The mighty Pitti Palace is located in one of the most sought-after and popular areas for tourists, the Oltrarno, with its stately palaces, ancient streets, shops and the
premises that attracted the Florentines and not only Commissioned by Luca Pitti, who with the large size of his residence wanted to compete with the Medici and Strozzi on the other side of the Arno River. But it was the Medici family who bought it to leave Palazzo Vecchio. It was the wife of Cosimo I, Eleonora di Toledo who bought it. He had been suffering from tuberculosis for years and wanted to live in the healthiest part of the city where he could finally have a real huge garden to cultivate his plants that until then he had taken care of in the terraces between the austere walls of Palazzo Vecchio.

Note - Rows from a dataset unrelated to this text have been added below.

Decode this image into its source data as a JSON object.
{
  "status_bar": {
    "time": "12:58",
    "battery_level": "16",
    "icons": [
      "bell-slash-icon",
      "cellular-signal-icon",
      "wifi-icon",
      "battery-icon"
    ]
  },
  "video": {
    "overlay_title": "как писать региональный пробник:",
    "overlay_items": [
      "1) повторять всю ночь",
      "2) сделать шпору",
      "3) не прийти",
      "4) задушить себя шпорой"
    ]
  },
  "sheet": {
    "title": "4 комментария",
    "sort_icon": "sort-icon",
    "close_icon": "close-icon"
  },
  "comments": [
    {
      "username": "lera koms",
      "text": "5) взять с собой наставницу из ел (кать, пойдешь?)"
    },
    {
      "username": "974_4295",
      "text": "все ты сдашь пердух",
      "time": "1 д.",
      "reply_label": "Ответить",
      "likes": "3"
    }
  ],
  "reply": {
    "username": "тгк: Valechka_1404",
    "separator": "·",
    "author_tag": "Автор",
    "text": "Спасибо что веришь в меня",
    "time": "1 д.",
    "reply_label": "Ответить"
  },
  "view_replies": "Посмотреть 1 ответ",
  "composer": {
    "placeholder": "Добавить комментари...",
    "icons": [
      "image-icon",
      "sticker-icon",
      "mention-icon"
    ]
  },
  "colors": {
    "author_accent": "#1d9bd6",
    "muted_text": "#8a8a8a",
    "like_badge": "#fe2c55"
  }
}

The palace was enlarged and the marvellous Boboli Garden was created, a model for many European courts, with labyrinths, statues, fountains and paths to walk. Greenhouses were created to grow all kinds of plants, including the much-loved citrus fruits. It still houses one of the most important collections of citrus fruits in Europe, with almost 500 plants. Inside the palace there are some of the most interesting museums in Florence. On the first floor are the Royal Apartments and the splendid Palatine Gallery, with its richly decorated rooms and famous works by artists such as Raphael, Titian, Caravaggio and Lippi. On the upper floor you enter the Gallery of Modern Art while on the ground floor, in the part of the palace used in summer by the Medici family, in the rooms richly frescoed in the seventeenth century on the occasion of the marriage between Ferdinando II de'Medici and Vittoria della Rovere is preserved the "Treasure of the Medici".